Eddie Lin a essayé pour la première fois le vin de serpent il y a environ 16 ans, lorsqu’un ami a acheté une bouteille dans un magasin combinant alcools et herbes séchées dans le centre-ville de Hong Kong. Le cobra à l’intérieur semblait se cabrer, prêt à attaquer.
Selon Lin, auteur de Extreme Cuisine et fondateur de Deep End Dining, un blog culinaire consacré à certains des plats les plus étranges du monde, la liqueur avait un goût « simple : du vin de riz avec une finition protéinée, comme un poulet poissonneux ». Sa version était simplement composée d’alcool et de serpent, mais la boisson comprend souvent des herbes et des épices, comme du ginseng ou des baies de loup, pour en rehausser la saveur.

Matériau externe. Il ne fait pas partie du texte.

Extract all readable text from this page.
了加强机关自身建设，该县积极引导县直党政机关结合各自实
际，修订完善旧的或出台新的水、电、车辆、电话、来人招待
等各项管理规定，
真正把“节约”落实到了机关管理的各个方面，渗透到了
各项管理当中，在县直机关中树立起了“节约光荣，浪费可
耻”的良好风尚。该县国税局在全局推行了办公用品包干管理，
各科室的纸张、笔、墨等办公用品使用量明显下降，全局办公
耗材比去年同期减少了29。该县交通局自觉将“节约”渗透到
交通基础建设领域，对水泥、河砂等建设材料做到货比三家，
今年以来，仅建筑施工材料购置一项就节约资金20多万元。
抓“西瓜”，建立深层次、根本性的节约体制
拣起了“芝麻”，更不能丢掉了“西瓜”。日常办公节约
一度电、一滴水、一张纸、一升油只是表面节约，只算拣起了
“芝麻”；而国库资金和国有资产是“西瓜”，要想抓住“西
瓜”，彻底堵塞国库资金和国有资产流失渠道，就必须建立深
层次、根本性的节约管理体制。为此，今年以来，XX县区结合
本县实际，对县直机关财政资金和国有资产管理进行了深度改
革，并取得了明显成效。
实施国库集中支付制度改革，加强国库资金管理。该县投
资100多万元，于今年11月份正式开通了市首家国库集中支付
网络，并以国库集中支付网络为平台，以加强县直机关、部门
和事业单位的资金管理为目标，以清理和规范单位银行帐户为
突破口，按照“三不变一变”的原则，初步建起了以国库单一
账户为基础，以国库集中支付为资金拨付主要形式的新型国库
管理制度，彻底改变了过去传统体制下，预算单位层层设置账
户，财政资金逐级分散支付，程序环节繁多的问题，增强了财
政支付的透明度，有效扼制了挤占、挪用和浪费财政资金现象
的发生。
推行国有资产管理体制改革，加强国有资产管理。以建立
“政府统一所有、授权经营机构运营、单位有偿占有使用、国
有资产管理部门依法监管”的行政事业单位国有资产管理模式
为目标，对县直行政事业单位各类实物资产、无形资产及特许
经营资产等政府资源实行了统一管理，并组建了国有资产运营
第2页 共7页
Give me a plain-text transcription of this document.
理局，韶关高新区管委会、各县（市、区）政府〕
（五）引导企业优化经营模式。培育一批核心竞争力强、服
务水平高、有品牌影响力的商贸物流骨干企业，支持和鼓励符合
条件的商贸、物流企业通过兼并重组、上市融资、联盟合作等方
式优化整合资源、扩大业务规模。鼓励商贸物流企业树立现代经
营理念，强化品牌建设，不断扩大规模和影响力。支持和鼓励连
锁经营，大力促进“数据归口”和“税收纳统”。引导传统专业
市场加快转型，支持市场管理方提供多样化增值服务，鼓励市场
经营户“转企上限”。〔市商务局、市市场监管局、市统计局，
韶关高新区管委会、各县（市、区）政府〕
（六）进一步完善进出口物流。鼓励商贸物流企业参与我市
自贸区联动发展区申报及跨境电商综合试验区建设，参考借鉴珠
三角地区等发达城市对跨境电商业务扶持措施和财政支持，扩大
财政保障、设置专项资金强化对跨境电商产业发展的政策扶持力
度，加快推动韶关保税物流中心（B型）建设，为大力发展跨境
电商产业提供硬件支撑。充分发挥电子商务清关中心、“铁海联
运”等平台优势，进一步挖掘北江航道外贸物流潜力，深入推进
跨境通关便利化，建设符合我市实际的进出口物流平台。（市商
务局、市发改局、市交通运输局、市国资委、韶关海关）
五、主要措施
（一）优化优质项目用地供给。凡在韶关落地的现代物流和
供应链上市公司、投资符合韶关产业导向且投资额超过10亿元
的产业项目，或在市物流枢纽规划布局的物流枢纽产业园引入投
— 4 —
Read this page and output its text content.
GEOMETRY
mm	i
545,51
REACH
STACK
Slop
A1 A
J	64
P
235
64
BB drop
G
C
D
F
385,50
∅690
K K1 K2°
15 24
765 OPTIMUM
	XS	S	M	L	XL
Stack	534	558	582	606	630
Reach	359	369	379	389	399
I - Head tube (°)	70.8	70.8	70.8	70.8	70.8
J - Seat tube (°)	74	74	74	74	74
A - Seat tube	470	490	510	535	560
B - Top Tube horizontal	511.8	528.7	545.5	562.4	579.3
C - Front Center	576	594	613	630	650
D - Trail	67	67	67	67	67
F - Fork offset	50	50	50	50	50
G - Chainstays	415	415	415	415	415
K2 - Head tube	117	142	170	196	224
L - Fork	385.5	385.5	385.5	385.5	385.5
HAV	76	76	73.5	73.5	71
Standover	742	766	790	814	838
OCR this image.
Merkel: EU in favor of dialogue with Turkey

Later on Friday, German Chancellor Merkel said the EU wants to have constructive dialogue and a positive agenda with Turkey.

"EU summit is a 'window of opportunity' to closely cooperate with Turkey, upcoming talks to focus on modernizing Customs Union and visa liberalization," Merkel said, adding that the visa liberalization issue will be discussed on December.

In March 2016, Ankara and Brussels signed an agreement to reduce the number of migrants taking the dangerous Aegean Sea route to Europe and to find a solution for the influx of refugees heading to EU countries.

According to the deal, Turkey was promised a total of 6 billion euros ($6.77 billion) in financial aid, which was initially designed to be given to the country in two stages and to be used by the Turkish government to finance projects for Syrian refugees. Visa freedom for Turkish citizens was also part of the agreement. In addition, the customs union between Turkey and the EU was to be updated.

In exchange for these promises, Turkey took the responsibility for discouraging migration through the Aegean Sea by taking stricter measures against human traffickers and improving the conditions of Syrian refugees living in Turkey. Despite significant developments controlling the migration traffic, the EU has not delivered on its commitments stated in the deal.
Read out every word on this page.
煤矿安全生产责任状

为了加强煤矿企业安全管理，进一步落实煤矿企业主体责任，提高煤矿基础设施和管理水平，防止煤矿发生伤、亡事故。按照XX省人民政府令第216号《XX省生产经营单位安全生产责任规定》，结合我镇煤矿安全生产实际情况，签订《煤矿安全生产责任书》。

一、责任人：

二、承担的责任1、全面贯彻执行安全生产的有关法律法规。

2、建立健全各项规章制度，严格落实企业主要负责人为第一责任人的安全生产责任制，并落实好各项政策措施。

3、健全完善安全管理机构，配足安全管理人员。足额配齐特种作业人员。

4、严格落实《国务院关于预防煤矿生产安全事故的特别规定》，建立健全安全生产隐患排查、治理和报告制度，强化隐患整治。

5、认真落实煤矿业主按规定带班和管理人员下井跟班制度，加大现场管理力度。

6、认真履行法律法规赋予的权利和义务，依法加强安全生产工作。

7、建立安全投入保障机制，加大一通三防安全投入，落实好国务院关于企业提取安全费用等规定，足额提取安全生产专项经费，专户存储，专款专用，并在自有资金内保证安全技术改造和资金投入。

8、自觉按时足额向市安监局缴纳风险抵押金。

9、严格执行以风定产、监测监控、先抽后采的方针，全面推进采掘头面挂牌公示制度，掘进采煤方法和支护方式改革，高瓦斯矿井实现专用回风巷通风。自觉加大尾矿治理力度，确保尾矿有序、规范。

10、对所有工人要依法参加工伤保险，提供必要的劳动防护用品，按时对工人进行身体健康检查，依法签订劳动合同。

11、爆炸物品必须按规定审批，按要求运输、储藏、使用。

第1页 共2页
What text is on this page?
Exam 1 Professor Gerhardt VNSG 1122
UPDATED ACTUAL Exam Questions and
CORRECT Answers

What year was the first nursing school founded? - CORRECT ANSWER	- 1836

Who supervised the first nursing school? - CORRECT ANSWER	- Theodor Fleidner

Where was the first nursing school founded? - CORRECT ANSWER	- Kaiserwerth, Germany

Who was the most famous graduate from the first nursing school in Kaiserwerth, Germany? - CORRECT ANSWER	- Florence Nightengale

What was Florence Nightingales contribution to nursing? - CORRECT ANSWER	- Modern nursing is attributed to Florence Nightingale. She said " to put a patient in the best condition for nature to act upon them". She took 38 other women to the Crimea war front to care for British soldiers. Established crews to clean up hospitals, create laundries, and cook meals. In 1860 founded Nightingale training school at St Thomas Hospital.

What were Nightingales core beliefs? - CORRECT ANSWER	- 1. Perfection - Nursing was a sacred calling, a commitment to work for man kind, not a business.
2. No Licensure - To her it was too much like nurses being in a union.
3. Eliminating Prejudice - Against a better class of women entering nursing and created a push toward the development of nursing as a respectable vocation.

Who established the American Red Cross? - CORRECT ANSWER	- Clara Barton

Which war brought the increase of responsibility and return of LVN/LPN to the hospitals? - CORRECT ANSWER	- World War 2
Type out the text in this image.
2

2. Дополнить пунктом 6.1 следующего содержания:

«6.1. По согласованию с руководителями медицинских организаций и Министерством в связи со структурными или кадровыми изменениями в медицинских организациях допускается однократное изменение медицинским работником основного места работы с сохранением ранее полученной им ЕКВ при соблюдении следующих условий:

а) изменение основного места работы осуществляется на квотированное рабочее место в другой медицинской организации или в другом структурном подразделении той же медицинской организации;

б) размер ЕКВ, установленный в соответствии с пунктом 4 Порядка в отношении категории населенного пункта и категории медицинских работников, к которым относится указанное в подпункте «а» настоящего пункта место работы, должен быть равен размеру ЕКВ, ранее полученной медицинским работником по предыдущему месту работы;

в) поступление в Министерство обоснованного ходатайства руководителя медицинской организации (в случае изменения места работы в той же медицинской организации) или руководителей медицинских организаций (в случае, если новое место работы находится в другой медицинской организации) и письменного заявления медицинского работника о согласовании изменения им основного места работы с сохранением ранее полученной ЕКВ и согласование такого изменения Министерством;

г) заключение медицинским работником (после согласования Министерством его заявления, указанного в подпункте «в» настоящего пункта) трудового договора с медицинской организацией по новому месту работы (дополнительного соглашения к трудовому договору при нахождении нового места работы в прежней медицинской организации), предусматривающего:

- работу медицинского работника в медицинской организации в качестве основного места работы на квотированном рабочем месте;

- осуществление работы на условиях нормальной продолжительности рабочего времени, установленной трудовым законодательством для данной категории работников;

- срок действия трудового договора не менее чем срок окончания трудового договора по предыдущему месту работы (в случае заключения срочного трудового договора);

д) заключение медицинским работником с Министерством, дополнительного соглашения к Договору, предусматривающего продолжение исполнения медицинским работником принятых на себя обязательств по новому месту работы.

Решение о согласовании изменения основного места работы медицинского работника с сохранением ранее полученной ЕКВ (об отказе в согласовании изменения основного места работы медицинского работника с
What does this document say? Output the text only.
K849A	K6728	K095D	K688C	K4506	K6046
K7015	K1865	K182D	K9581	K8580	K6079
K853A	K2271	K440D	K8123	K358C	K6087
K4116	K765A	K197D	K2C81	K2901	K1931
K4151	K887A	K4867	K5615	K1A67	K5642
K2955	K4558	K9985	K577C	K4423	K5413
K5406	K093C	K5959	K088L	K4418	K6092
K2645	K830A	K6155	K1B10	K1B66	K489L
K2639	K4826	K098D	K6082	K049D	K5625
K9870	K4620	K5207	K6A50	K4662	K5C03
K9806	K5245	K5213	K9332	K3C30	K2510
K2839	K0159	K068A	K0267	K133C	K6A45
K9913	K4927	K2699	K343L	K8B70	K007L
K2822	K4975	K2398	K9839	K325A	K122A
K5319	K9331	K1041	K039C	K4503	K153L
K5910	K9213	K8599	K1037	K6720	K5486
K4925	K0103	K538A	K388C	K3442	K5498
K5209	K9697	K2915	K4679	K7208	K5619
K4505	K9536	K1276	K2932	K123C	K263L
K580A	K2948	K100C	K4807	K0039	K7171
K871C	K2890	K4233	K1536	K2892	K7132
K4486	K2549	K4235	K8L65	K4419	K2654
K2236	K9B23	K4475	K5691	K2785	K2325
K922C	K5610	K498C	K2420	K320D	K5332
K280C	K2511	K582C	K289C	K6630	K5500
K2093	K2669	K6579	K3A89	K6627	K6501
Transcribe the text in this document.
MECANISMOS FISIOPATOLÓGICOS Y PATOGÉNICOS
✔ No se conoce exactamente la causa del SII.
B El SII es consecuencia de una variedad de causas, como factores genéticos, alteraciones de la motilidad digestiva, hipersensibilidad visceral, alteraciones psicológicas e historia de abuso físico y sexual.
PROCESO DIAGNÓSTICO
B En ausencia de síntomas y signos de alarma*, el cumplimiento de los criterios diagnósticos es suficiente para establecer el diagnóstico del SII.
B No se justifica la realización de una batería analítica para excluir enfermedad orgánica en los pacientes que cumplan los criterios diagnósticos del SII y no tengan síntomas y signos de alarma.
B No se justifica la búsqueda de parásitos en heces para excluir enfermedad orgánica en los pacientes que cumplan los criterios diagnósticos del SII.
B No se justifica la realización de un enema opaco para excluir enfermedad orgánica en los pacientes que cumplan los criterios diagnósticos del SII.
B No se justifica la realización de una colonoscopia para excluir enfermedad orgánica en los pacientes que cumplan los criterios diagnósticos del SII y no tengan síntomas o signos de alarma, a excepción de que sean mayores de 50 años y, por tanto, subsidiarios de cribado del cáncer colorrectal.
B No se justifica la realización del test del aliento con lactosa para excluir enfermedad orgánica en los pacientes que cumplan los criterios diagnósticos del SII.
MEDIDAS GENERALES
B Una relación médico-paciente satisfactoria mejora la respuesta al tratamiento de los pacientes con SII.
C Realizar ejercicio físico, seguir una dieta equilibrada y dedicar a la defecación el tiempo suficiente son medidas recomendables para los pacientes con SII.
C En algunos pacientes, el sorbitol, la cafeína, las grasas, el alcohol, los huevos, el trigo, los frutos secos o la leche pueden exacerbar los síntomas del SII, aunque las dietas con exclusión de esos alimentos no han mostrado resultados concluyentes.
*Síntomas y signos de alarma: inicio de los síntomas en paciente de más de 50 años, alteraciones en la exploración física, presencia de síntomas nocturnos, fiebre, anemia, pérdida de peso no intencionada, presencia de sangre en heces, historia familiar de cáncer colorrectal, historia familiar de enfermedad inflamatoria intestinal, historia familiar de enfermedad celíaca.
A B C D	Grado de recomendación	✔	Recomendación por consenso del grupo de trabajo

La médecine traditionnelle chinoise estime que les serpents ont d’importantes propriétés réparatrices et tonifiantes, allant de l’augmentation de la virilité au traitement de problèmes de santé comme la perte de cheveux, le mal de dos et les rhumatismes. C’est pourquoi il est courant de trouver des plats à base de serpent dans toute l’Asie, comme la soupe au serpent : un délice cantonais composé d’ingrédients tels qu’un bouillon épicé, du poulet, de l’ormeau, des champignons, du porc, du gingembre et, bien sûr, de la viande de serpent.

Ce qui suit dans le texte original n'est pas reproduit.